5. Follow up on invoicing
Sending out invoices is really just the first step. You need to follow your incoming funds closely and make sure your invoices are being paid on time. If they aren’t, you’ll need to contact your clients to arrange for payment. It is best to invest in a digital software system that can follow your invoices for you and send you notifications when invoices are coming up or are past due.
6. Send your invoices on time
If you don’t send your invoices on time, you can’t expect your clients to pay on time. Getting paid is the most important part of your business. Your invoices should go out immediately after the product or service is rendered. If you’re out of town, download an app on your smartphone that will allow you to send invoices from anywhere.
7. Negotiate terms with your suppliers
If your company offers clients a 45-day payment policy, then you should try and negotiate at least the same with your suppliers. You can also ask for a slightly longer payment period, like 60 days. This will give you some buffer time to make sure your clients’ payments come in before you need to pay your supplier. This can prevent you from being strapped for cash.
8. Calculate profitability
You should regularly calculate your profitability to see if your sales are covering your expenses and leaving profits afterward. If your profitability goes down, you’ll have to minimize your expenses or higher your prices for your clients. You will find yourself with tight cash flow if you don’t adjust accordingly. It can be tough to make these changes after months or years. So, keep a close eye on your profitability and nip your problems in the bud whenever you can.

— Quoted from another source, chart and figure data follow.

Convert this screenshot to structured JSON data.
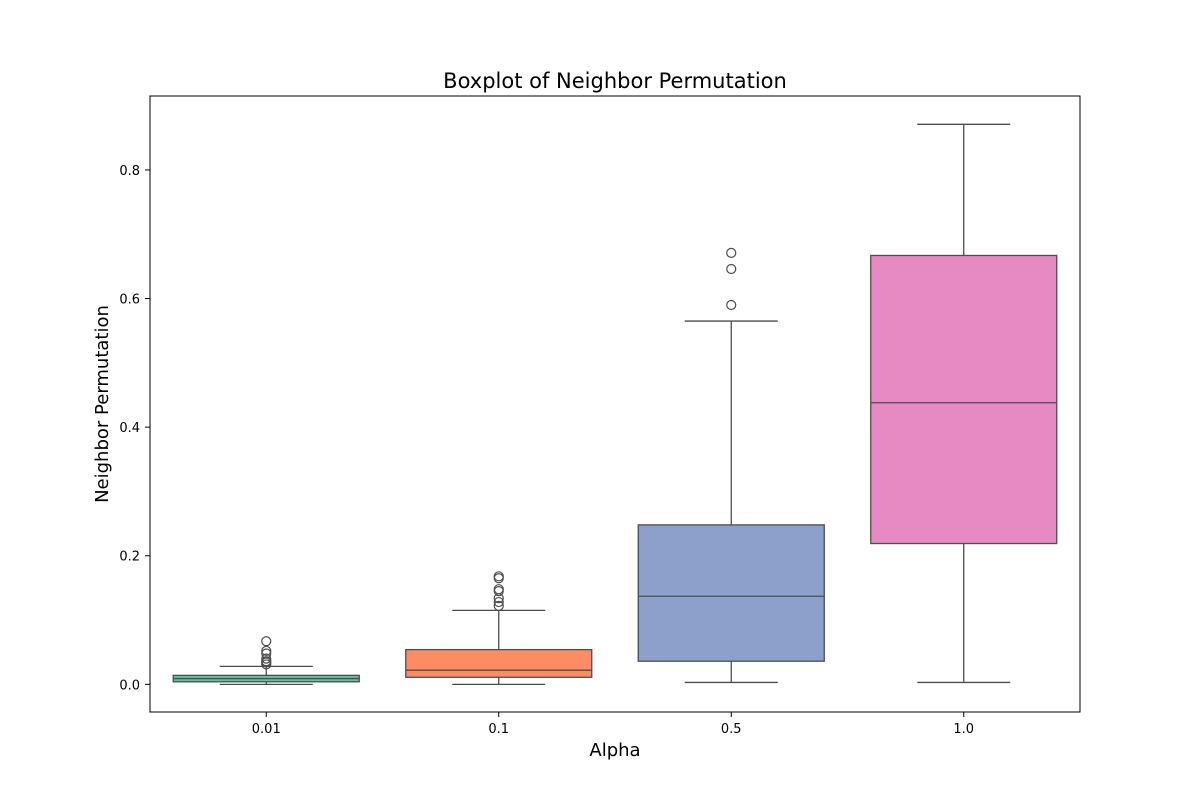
{
  "chart_data": {
    "type": "boxplot",
    "title": "Boxplot of Neighbor Permutation",
    "xlabel": "Alpha",
    "ylabel": "Neighbor Permutation",
    "categories": [
      "0.01",
      "0.1",
      "0.5",
      "1.0"
    ],
    "ylim": [
      -0.043,
      0.915
    ],
    "yticks": [
      0.0,
      0.2,
      0.4,
      0.6,
      0.8
    ],
    "ytick_labels": [
      "0.0",
      "0.2",
      "0.4",
      "0.6",
      "0.8"
    ],
    "grid": false,
    "legend": "none",
    "boxes": [
      {
        "category": "0.01",
        "color": "#66c2a5",
        "whisker_low": 0.0,
        "q1": 0.004,
        "median": 0.009,
        "q3": 0.014,
        "whisker_high": 0.028,
        "outliers": [
          0.031,
          0.034,
          0.036,
          0.04,
          0.048,
          0.052,
          0.067
        ]
      },
      {
        "category": "0.1",
        "color": "#fc8d62",
        "whisker_low": 0.0,
        "q1": 0.011,
        "median": 0.022,
        "q3": 0.054,
        "whisker_high": 0.115,
        "outliers": [
          0.122,
          0.128,
          0.134,
          0.145,
          0.148,
          0.165,
          0.168
        ]
      },
      {
        "category": "0.5",
        "color": "#8da0cb",
        "whisker_low": 0.003,
        "q1": 0.036,
        "median": 0.137,
        "q3": 0.248,
        "whisker_high": 0.565,
        "outliers": [
          0.59,
          0.646,
          0.671
        ]
      },
      {
        "category": "1.0",
        "color": "#e78ac3",
        "whisker_low": 0.003,
        "q1": 0.219,
        "median": 0.438,
        "q3": 0.667,
        "whisker_high": 0.871,
        "outliers": []
      }
    ]
  }
}
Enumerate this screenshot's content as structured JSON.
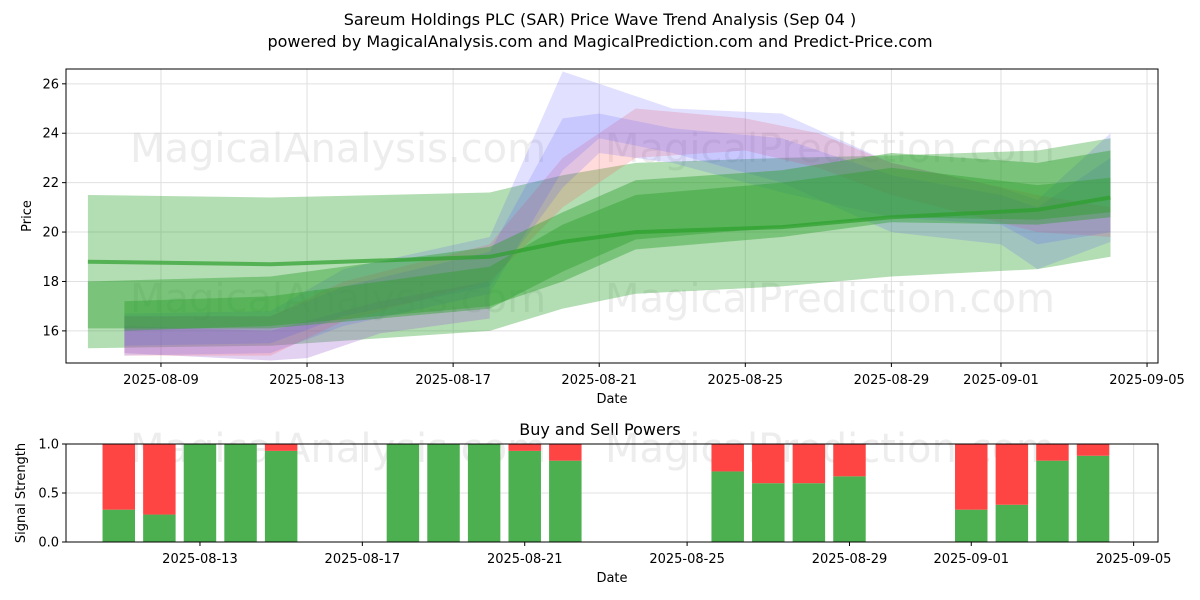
{
  "header": {
    "title": "Sareum Holdings PLC (SAR) Price Wave Trend Analysis (Sep 04 )",
    "subtitle": "powered by MagicalAnalysis.com and MagicalPrediction.com and Predict-Price.com"
  },
  "watermarks": [
    "MagicalAnalysis.com",
    "MagicalPrediction.com"
  ],
  "colors": {
    "green": "#2ca02c",
    "blue": "#4b4bff",
    "red": "#ff5a5a",
    "purple": "#9b59d0",
    "buy": "#4caf50",
    "sell": "#ff4444"
  },
  "chart_data": [
    {
      "type": "area",
      "title": "",
      "xlabel": "Date",
      "ylabel": "Price",
      "xlim": [
        "2025-08-07",
        "2025-09-05"
      ],
      "ylim": [
        14.7,
        26.6
      ],
      "xticks": [
        "2025-08-09",
        "2025-08-13",
        "2025-08-17",
        "2025-08-21",
        "2025-08-25",
        "2025-08-29",
        "2025-09-01",
        "2025-09-05"
      ],
      "yticks": [
        16,
        18,
        20,
        22,
        24,
        26
      ],
      "grid": true,
      "green_central": {
        "x": [
          "2025-08-07",
          "2025-08-12",
          "2025-08-18",
          "2025-08-20",
          "2025-08-22",
          "2025-08-26",
          "2025-08-29",
          "2025-09-02",
          "2025-09-04"
        ],
        "y": [
          18.8,
          18.7,
          19.0,
          19.6,
          20.0,
          20.2,
          20.6,
          20.9,
          21.4
        ],
        "band_low": [
          15.3,
          15.4,
          16.0,
          16.9,
          17.5,
          17.8,
          18.2,
          18.5,
          19.0
        ],
        "band_high": [
          21.5,
          21.4,
          21.6,
          22.3,
          22.8,
          23.0,
          23.1,
          23.3,
          23.8
        ]
      },
      "green_waves": [
        {
          "x": [
            "2025-08-07",
            "2025-08-12",
            "2025-08-18",
            "2025-08-20",
            "2025-08-22",
            "2025-08-26",
            "2025-08-29",
            "2025-09-02",
            "2025-09-04"
          ],
          "low": [
            16.1,
            16.1,
            16.9,
            18.4,
            19.7,
            20.2,
            20.6,
            20.5,
            20.8
          ],
          "high": [
            18.0,
            18.2,
            19.4,
            20.8,
            22.1,
            22.5,
            23.2,
            22.8,
            23.3
          ]
        },
        {
          "x": [
            "2025-08-08",
            "2025-08-12",
            "2025-08-18",
            "2025-08-20",
            "2025-08-22",
            "2025-08-26",
            "2025-08-29",
            "2025-09-02",
            "2025-09-04"
          ],
          "low": [
            16.0,
            16.2,
            17.0,
            18.0,
            19.3,
            19.8,
            20.4,
            20.3,
            20.6
          ],
          "high": [
            17.2,
            17.4,
            18.6,
            20.3,
            21.5,
            22.0,
            22.6,
            21.9,
            22.2
          ]
        }
      ],
      "blue_waves": [
        {
          "x": [
            "2025-08-08",
            "2025-08-12",
            "2025-08-14",
            "2025-08-18",
            "2025-08-20",
            "2025-08-21",
            "2025-08-23",
            "2025-08-26",
            "2025-08-29",
            "2025-09-01",
            "2025-09-02",
            "2025-09-04"
          ],
          "low": [
            15.0,
            15.1,
            16.2,
            17.5,
            22.5,
            23.8,
            23.2,
            22.0,
            20.0,
            19.5,
            18.5,
            19.6
          ],
          "high": [
            16.7,
            16.8,
            18.5,
            19.8,
            26.5,
            26.0,
            25.0,
            24.8,
            22.8,
            21.8,
            21.3,
            24.0
          ]
        },
        {
          "x": [
            "2025-08-08",
            "2025-08-12",
            "2025-08-14",
            "2025-08-18",
            "2025-08-20",
            "2025-08-21",
            "2025-08-23",
            "2025-08-26",
            "2025-08-29",
            "2025-09-01",
            "2025-09-02",
            "2025-09-04"
          ],
          "low": [
            15.4,
            15.5,
            16.6,
            17.8,
            21.8,
            23.2,
            22.8,
            21.6,
            20.6,
            20.3,
            19.5,
            20.0
          ],
          "high": [
            16.6,
            16.6,
            17.8,
            19.2,
            24.6,
            24.8,
            24.2,
            23.8,
            22.3,
            21.5,
            21.0,
            23.0
          ]
        }
      ],
      "red_waves": [
        {
          "x": [
            "2025-08-08",
            "2025-08-12",
            "2025-08-14",
            "2025-08-18",
            "2025-08-20",
            "2025-08-22",
            "2025-08-25",
            "2025-08-27",
            "2025-08-29",
            "2025-09-02",
            "2025-09-04"
          ],
          "low": [
            15.0,
            15.0,
            16.4,
            18.0,
            21.0,
            23.0,
            23.3,
            22.6,
            21.5,
            20.0,
            19.8
          ],
          "high": [
            16.6,
            16.6,
            18.0,
            19.5,
            23.0,
            25.0,
            24.6,
            24.0,
            22.8,
            21.5,
            21.0
          ]
        }
      ],
      "purple_waves": [
        {
          "x": [
            "2025-08-08",
            "2025-08-12",
            "2025-08-13",
            "2025-08-15",
            "2025-08-18"
          ],
          "low": [
            15.1,
            14.8,
            14.9,
            15.9,
            16.5
          ],
          "high": [
            16.2,
            16.0,
            16.4,
            17.2,
            18.0
          ]
        }
      ]
    },
    {
      "type": "bar",
      "title": "Buy and Sell Powers",
      "xlabel": "Date",
      "ylabel": "Signal Strength",
      "xlim": [
        "2025-08-10",
        "2025-09-05"
      ],
      "ylim": [
        0,
        1
      ],
      "xticks": [
        "2025-08-13",
        "2025-08-17",
        "2025-08-21",
        "2025-08-25",
        "2025-08-29",
        "2025-09-01",
        "2025-09-05"
      ],
      "yticks": [
        "0.0",
        "0.5",
        "1.0"
      ],
      "grid": true,
      "x": [
        "2025-08-11",
        "2025-08-12",
        "2025-08-13",
        "2025-08-14",
        "2025-08-15",
        "2025-08-18",
        "2025-08-19",
        "2025-08-20",
        "2025-08-21",
        "2025-08-22",
        "2025-08-26",
        "2025-08-27",
        "2025-08-28",
        "2025-08-29",
        "2025-09-01",
        "2025-09-02",
        "2025-09-03",
        "2025-09-04"
      ],
      "series": [
        {
          "name": "Buy",
          "values": [
            0.33,
            0.28,
            1.0,
            1.0,
            0.93,
            1.0,
            1.0,
            1.0,
            0.93,
            0.83,
            0.72,
            0.6,
            0.6,
            0.67,
            0.33,
            0.38,
            0.83,
            0.88
          ]
        },
        {
          "name": "Sell",
          "values": [
            0.67,
            0.72,
            0.0,
            0.0,
            0.07,
            0.0,
            0.0,
            0.0,
            0.07,
            0.17,
            0.28,
            0.4,
            0.4,
            0.33,
            0.67,
            0.62,
            0.17,
            0.12
          ]
        }
      ]
    }
  ]
}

9. Keep an emergency cash reserve
This can be easier said than done, but having a contingency cash fund is important for a business. If you hit hard times or wait around for payments for too long, you will have a backup fund to help you get through the toughest of times. It may tempt you to dip into this fund unnecessarily, but try to remain disciplined. Keep this account for when you really, really need it.
10. Use up your inventory
If you have inventory lying around, maximize it. Sell whatever you can and use whatever you can before investing in more. This can be easier to do if you have a digital software system that tracks what you have so you don’t forget about anything. Using what you have before purchasing more can be a great way to preserve your cash flow.